Rafaela Duran will play center when Rafaela gets his first day off.
“It’s not easy,” Cora said before Saturday’s game. “Whoever thinks that this is easy, to move ‘em around, they’re wrong. They’re wrong. I’m going to say it like that, it’s not that easy. But I’ll make it work.”
Though by Cora’s own admission this musical chairs act complicates game-planning, he’s confident it will serve the players well.
“I think everybody’s going to benefit from it,” he said. “Roman’s first full season. Jarren posts, he plays. Ceddanne, in August and September he has struggled, and Wilyer has been banged up, right? He hasn’t played a full season yet. So I think this whole thing is going to help them.”
Anthony debuted last June and played 71 games before suffering a season-ending oblique strain the first week of September. Keeping him healthy is paramount for a lineup that isn’t projected to be particularly powerful.
Duran is coming off back-to-back seasons in which he played at least 157 of 162 regular-season games. Though he largely managed to hit consistently in the first and second halves of those seasons, he and Cora previously noted how much his legs wore down toward the end. Last year Duran stole 16 bases in the first half (95 starts) and eight in the second (57).
Rafaela exceeded 152 games in each of the last two years, but hit .271 with a .788 OPS in 91 games before the 2025 All-Star break, and .214 with a .584 OPS in 64 games after.
Abreu is coming off a 115-game season, preceded by a career-high 132 games the year before.
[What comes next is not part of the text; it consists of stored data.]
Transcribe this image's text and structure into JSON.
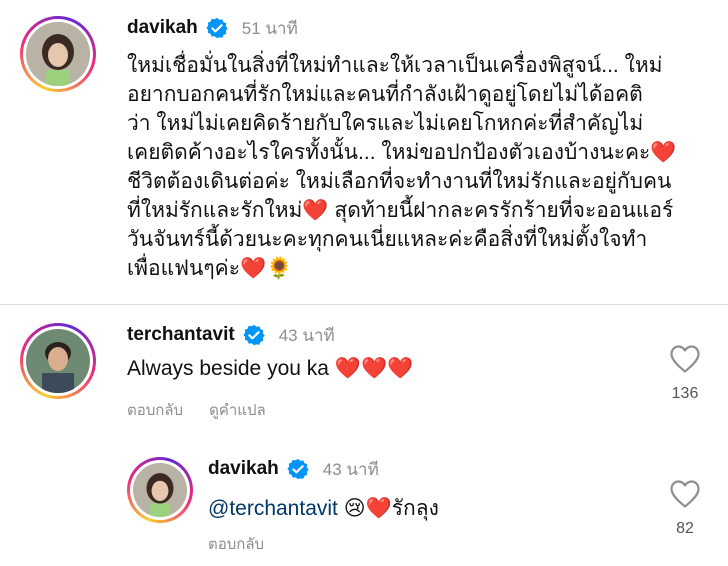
{
  "post": {
    "username": "davikah",
    "time": "51 นาที",
    "caption_lines": [
      "ใหม่เชื่อมั่นในสิ่งที่ใหม่ทำและให้เวลาเป็นเครื่องพิสูจน์... ใหม่",
      "อยากบอกคนที่รักใหม่และคนที่กำลังเฝ้าดูอยู่โดยไม่ได้อคติ",
      "ว่า ใหม่ไม่เคยคิดร้ายกับใครและไม่เคยโกหกค่ะที่สำคัญไม่",
      "เคยติดค้างอะไรใครทั้งนั้น... ใหม่ขอปกป้องตัวเองบ้างนะคะ",
      "ชีวิตต้องเดินต่อค่ะ ใหม่เลือกที่จะทำงานที่ใหม่รักและอยู่กับคน",
      "ที่ใหม่รักและรักใหม่",
      "สุดท้ายนี้ฝากละครรักร้ายที่จะออนแอร์",
      "วันจันทร์นี้ด้วยนะคะทุกคนเนี่ยแหละค่ะคือสิ่งที่ใหม่ตั้งใจทำ",
      "เพื่อแฟนๆค่ะ"
    ],
    "emoji_heart": "❤️",
    "emoji_sunflower": "🌻"
  },
  "comment1": {
    "username": "terchantavit",
    "time": "43 นาที",
    "text": "Always beside you ka",
    "hearts": "❤️❤️❤️",
    "reply_label": "ตอบกลับ",
    "translate_label": "ดูคำแปล",
    "likes": "136"
  },
  "comment2": {
    "username": "davikah",
    "time": "43 นาที",
    "mention": "@terchantavit",
    "emojis": "😢❤️",
    "text": "รักลุง",
    "reply_label": "ตอบกลับ",
    "likes": "82"
  }
}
Of the quintet, Yoshida figures to play the least. But in the immediate future, Cora making this roster work includes Yoshida playing three of the next five games, including at least one in the left field on the second leg of this two-city opening road trip.
“They’re all good outfielders,” Cora said. “I think the only one who’s average is Masa, and we believe in Houston he can play left field there.”
After signing a five-year contract with the Red Sox during the 2022-23 offseason, Yoshida played 87 games in left field in his 2023 MLB rookie year. He was worth minus-8 Outs Above Average and ranked in the 3rd MLB percentile in both Fielding Run Value and Arm Value.
Due to a shoulder injury and surgery and the defensive dominance of his teammates, Yoshida has spent most of the last two seasons as the DH. He made one left field appearance in 2024, and played six games in the outfield last year after returning from the aforementioned offseason surgery.
Yoshida has hit well in 10 career games at Houston’s Daikin Park: 10 for 36 (.278) with two doubles, a home run, five runs and seven RBI. He’s only manned the outfield there twice, though, during an August 2023 series.